Kevin Brennan Writes About What It's Like
My 2020 political diary, which I started on February 21, has now sprawled to almost 85,000 words, or the length of a typical novel. This is because much has happened.
I’m not even sure when I’ll end the thing. The day the election is called for one candidate or the other? New Years Eve? Inauguration Day, 2021? The day my mom gets the covid vaccine? Maybe events will dictate my choice, but all I know for sure is that 2020 has taught me, more than any year in my life, that assumptions of normality, safety, strength of national institutions, and freedom from the madness of crowds are false. It turns out, at this late date, that our country is really no different than any that has existed for a time on the face of the earth. All nations are run by humans, and humans are majorly screwed-up individuals. Each of us seems to have a seven-band graphic equalizer installed, set to different levels of pride, greed, wrath, envy, lust, gluttony, and sloth (or modern equivalents).

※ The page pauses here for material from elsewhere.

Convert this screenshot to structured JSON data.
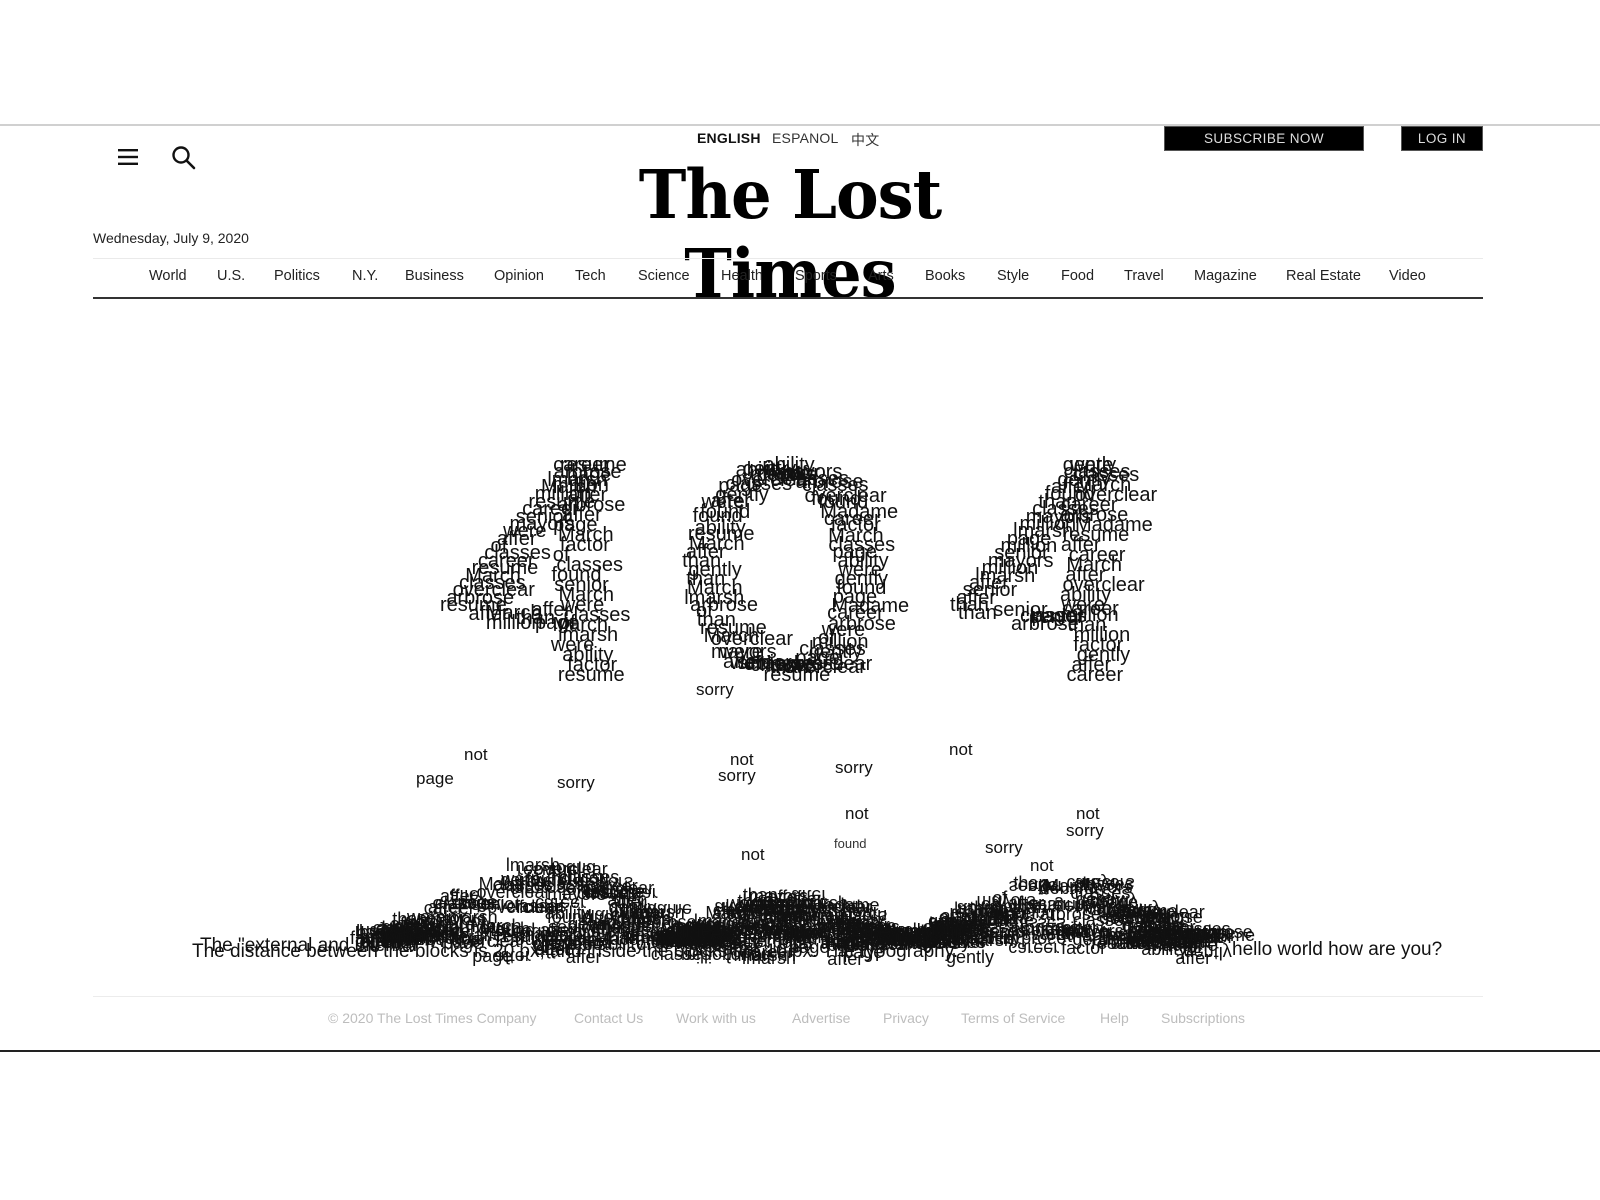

As 2020 has played out, our leaders have proven that what matters to them are not the much-vaunted “American values” but instead how to gain and cling to power and wealth. In the coming year we’re about to see how that all plays out in a string of Supreme Court decisions that will affect anyone and everyone in this country. (I, for one, stand to lose my health insurance.) We’re also about to see how our election system holds up to relentless, though disingenuous, attack. And we’re about to learn whether a third or more of our people are willing to use violence to achieve political goals.

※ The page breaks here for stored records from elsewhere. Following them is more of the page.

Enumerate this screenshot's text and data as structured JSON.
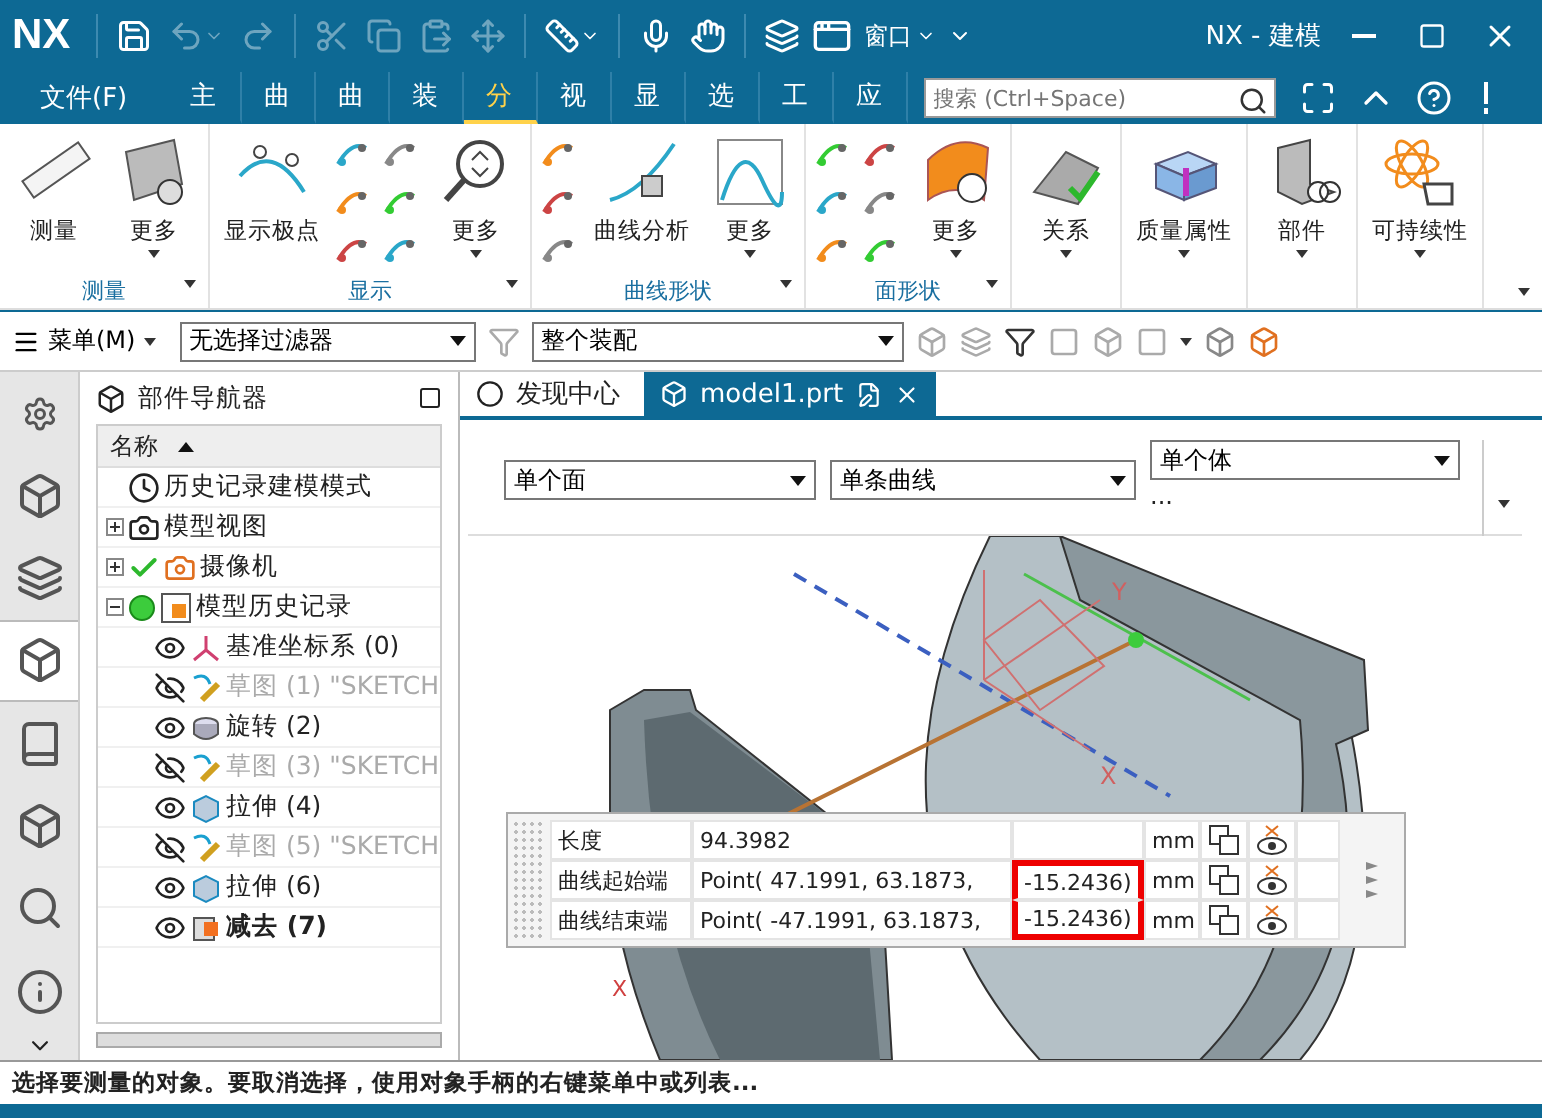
{
  "title_bar": {
    "logo": "NX",
    "quick_access": [
      {
        "disabled": false,
        "dropdown": false
      },
      {
        "disabled": true,
        "dropdown": true
      },
      {
        "disabled": true,
        "dropdown": false
      },
      {
        "disabled": true,
        "dropdown": false
      },
      {
        "disabled": true,
        "dropdown": false
      },
      {
        "disabled": true,
        "dropdown": false
      },
      {
        "disabled": true,
        "dropdown": false
      },
      {
        "disabled": false,
        "dropdown": true
      },
      {
        "disabled": false,
        "dropdown": false
      },
      {
        "disabled": false,
        "dropdown": false
      },
      {
        "disabled": false,
        "dropdown": false
      }
    ],
    "window_menu": "窗口",
    "title": "NX - 建模"
  },
  "menu_bar": {
    "file_menu": "文件(F)",
    "tabs": [
      {
        "label": "主",
        "selected": false
      },
      {
        "label": "曲",
        "selected": false
      },
      {
        "label": "曲",
        "selected": false
      },
      {
        "label": "装",
        "selected": false
      },
      {
        "label": "分",
        "selected": true
      },
      {
        "label": "视",
        "selected": false
      },
      {
        "label": "显",
        "selected": false
      },
      {
        "label": "选",
        "selected": false
      },
      {
        "label": "工",
        "selected": false
      },
      {
        "label": "应",
        "selected": false
      }
    ],
    "search": {
      "placeholder": "搜索 (Ctrl+Space)"
    }
  },
  "ribbon": {
    "groups": [
      {
        "label": "测量",
        "buttons": [
          {
            "kind": "large",
            "label": "测量",
            "dropdown": false
          },
          {
            "kind": "large",
            "label": "更多",
            "dropdown": true
          }
        ]
      },
      {
        "label": "显示",
        "buttons": [
          {
            "kind": "large",
            "label": "显示极点",
            "dropdown": false
          },
          {
            "kind": "small-stack"
          },
          {
            "kind": "small-stack"
          },
          {
            "kind": "large",
            "label": "更多",
            "dropdown": true
          }
        ]
      },
      {
        "label": "曲线形状",
        "buttons": [
          {
            "kind": "small-stack"
          },
          {
            "kind": "large",
            "label": "曲线分析",
            "dropdown": false
          },
          {
            "kind": "large",
            "label": "更多",
            "dropdown": true
          }
        ]
      },
      {
        "label": "面形状",
        "buttons": [
          {
            "kind": "small-stack"
          },
          {
            "kind": "small-stack"
          },
          {
            "kind": "large",
            "label": "更多",
            "dropdown": true
          }
        ]
      },
      {
        "buttons": [
          {
            "kind": "large",
            "label": "关系",
            "dropdown": true
          }
        ]
      },
      {
        "buttons": [
          {
            "kind": "large",
            "label": "质量属性",
            "dropdown": true
          }
        ]
      },
      {
        "buttons": [
          {
            "kind": "large",
            "label": "部件",
            "dropdown": true
          }
        ]
      },
      {
        "buttons": [
          {
            "kind": "large",
            "label": "可持续性",
            "dropdown": true
          }
        ]
      }
    ]
  },
  "toolbar": {
    "menu_button": "菜单(M)",
    "filters": [
      "无选择过滤器",
      "整个装配"
    ]
  },
  "resource_bar": [
    {
      "selected": false
    },
    {
      "selected": false
    },
    {
      "selected": false
    },
    {
      "selected": true
    },
    {
      "selected": false
    },
    {
      "selected": false
    },
    {
      "selected": false
    },
    {
      "selected": false
    }
  ],
  "part_navigator": {
    "title": "部件导航器",
    "column": "名称",
    "tree": [
      {
        "label": "历史记录建模模式",
        "kind": "history-mode",
        "checked": false,
        "active": false
      },
      {
        "label": "模型视图",
        "kind": "views",
        "checked": false,
        "active": false,
        "expanded": false
      },
      {
        "label": "摄像机",
        "kind": "cameras",
        "checked": true,
        "active": false,
        "expanded": false
      },
      {
        "label": "模型历史记录",
        "kind": "history",
        "checked": false,
        "active": true,
        "expanded": true,
        "children": [
          {
            "label": "基准坐标系 (0)",
            "kind": "datum",
            "visible": true,
            "current": false
          },
          {
            "label": "草图 (1) \"SKETCH",
            "kind": "sketch",
            "visible": false,
            "current": false
          },
          {
            "label": "旋转 (2)",
            "kind": "revolve",
            "visible": true,
            "current": false
          },
          {
            "label": "草图 (3) \"SKETCH",
            "kind": "sketch",
            "visible": false,
            "current": false
          },
          {
            "label": "拉伸 (4)",
            "kind": "extrude",
            "visible": true,
            "current": false
          },
          {
            "label": "草图 (5) \"SKETCH",
            "kind": "sketch",
            "visible": false,
            "current": false
          },
          {
            "label": "拉伸 (6)",
            "kind": "extrude",
            "visible": true,
            "current": false
          },
          {
            "label": "减去 (7)",
            "kind": "subtract",
            "visible": true,
            "current": true
          }
        ]
      }
    ]
  },
  "document_tabs": [
    {
      "label": "发现中心",
      "selected": false
    },
    {
      "label": "model1.prt",
      "selected": true
    }
  ],
  "selection_bar": {
    "dropdowns": [
      "单个面",
      "单条曲线",
      "单个体"
    ],
    "more": "..."
  },
  "viewport": {
    "axis_labels": [
      "Y",
      "X",
      "X"
    ]
  },
  "measure_table": {
    "rows": [
      {
        "label": "长度",
        "value": "94.3982",
        "unit": "mm",
        "highlighted": false
      },
      {
        "label": "曲线起始端",
        "value": "Point( 47.1991, 63.1873,",
        "value_end": "-15.2436)",
        "unit": "mm",
        "highlighted": true
      },
      {
        "label": "曲线结束端",
        "value": "Point( -47.1991, 63.1873,",
        "value_end": "-15.2436)",
        "unit": "mm",
        "highlighted": true
      }
    ]
  },
  "status_bar": {
    "message": "选择要测量的对象。要取消选择，使用对象手柄的右键菜单中或列表..."
  }
}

But here’s question for you: Are you at all interested in reading a day book of 2020, a blow-by-blow account of all the things that happened along the way to make this the most infamous year since 1941?

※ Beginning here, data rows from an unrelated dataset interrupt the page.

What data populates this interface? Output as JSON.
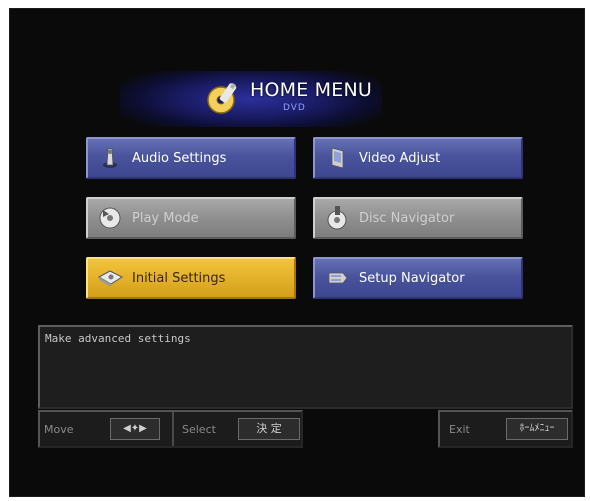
{
  "header": {
    "title": "HOME MENU",
    "subtitle": "DVD",
    "logo_icon": "disc-tool-icon"
  },
  "menu": {
    "audio_settings": {
      "label": "Audio Settings",
      "icon": "speaker-icon",
      "state": "normal"
    },
    "video_adjust": {
      "label": "Video Adjust",
      "icon": "tv-icon",
      "state": "normal"
    },
    "play_mode": {
      "label": "Play Mode",
      "icon": "play-disc-icon",
      "state": "disabled"
    },
    "disc_navigator": {
      "label": "Disc Navigator",
      "icon": "disc-navigator-icon",
      "state": "disabled"
    },
    "initial_settings": {
      "label": "Initial Settings",
      "icon": "disc-settings-icon",
      "state": "selected"
    },
    "setup_navigator": {
      "label": "Setup Navigator",
      "icon": "setup-icon",
      "state": "normal"
    }
  },
  "description": "Make advanced settings",
  "footer": {
    "move_label": "Move",
    "move_key": "◀✦▶",
    "select_label": "Select",
    "select_key": "決 定",
    "exit_label": "Exit",
    "exit_key": "ﾎｰﾑﾒﾆｭｰ"
  },
  "colors": {
    "button_blue": "#4a549c",
    "button_gray": "#8f8f8f",
    "button_selected": "#e4b22a",
    "header_glow": "#2c2f9a",
    "screen_bg": "#0a0a0a"
  }
}
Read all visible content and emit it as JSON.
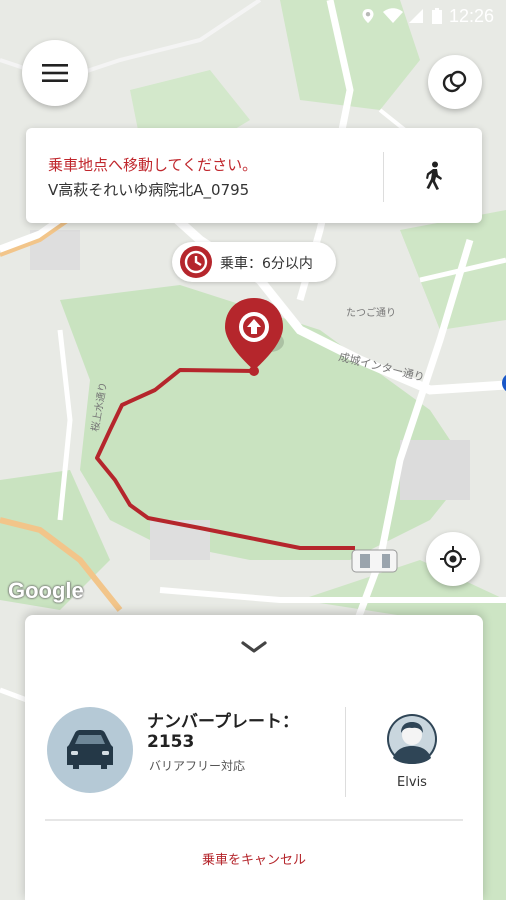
{
  "status_bar": {
    "time": "12:26"
  },
  "map": {
    "road_labels": [
      "成城インター通り",
      "たつご通り",
      "桜上水通り"
    ],
    "attribution": "Google"
  },
  "directions_card": {
    "instruction": "乗車地点へ移動してください。",
    "pickup_location": "V高萩それいゆ病院北A_0795"
  },
  "eta": {
    "label": "乗車：6分以内"
  },
  "bottom_sheet": {
    "plate_label": "ナンバープレート：",
    "plate_number": "2153",
    "vehicle_feature": "バリアフリー対応",
    "driver_name": "Elvis",
    "cancel_label": "乗車をキャンセル"
  },
  "colors": {
    "accent": "#b5262c",
    "route": "#b5262c"
  },
  "icons": [
    "menu-icon",
    "layers-icon",
    "walk-icon",
    "clock-icon",
    "pickup-pin-icon",
    "locate-icon",
    "chevron-down-icon",
    "car-icon",
    "driver-avatar-icon",
    "car-top-icon"
  ]
}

I just watched a documentary about writer/historian Jon Meacham, who demonstrated that we’ve been in fixes like this before, but somehow I wasn’t comforted. We used to shoot and kill workers on strike. We ran Jim Crow as the law of the land for a hundred years. We put Japanese-Americans in camps and stole their assets. Hell, we committed genocide against the people who lived here for thousands of years before we arrived. We’re capable of all kinds of bad moves. Even now.
But here’s question for you: Are you at all interested in reading a day book of 2020, a blow-by-blow account of all the things that happened along the way to make this the most infamous year since 1941? Because, just for the documentation of it, I’m leaning toward publishing this thing when I finish it up. It seems kind of masochistic to want to review these morbid events, though I have tried to spruce it up with entertaining words. And I’ll be putting a warning on the cover that says: THIS BOOK CONTAINS POLITICAL OPINIONS.
The journal can stand as a record of “our American carnage,” but maybe it’s too much to ask to relive 2020 so soon after the wreckage of it washes up on the shores of 2021.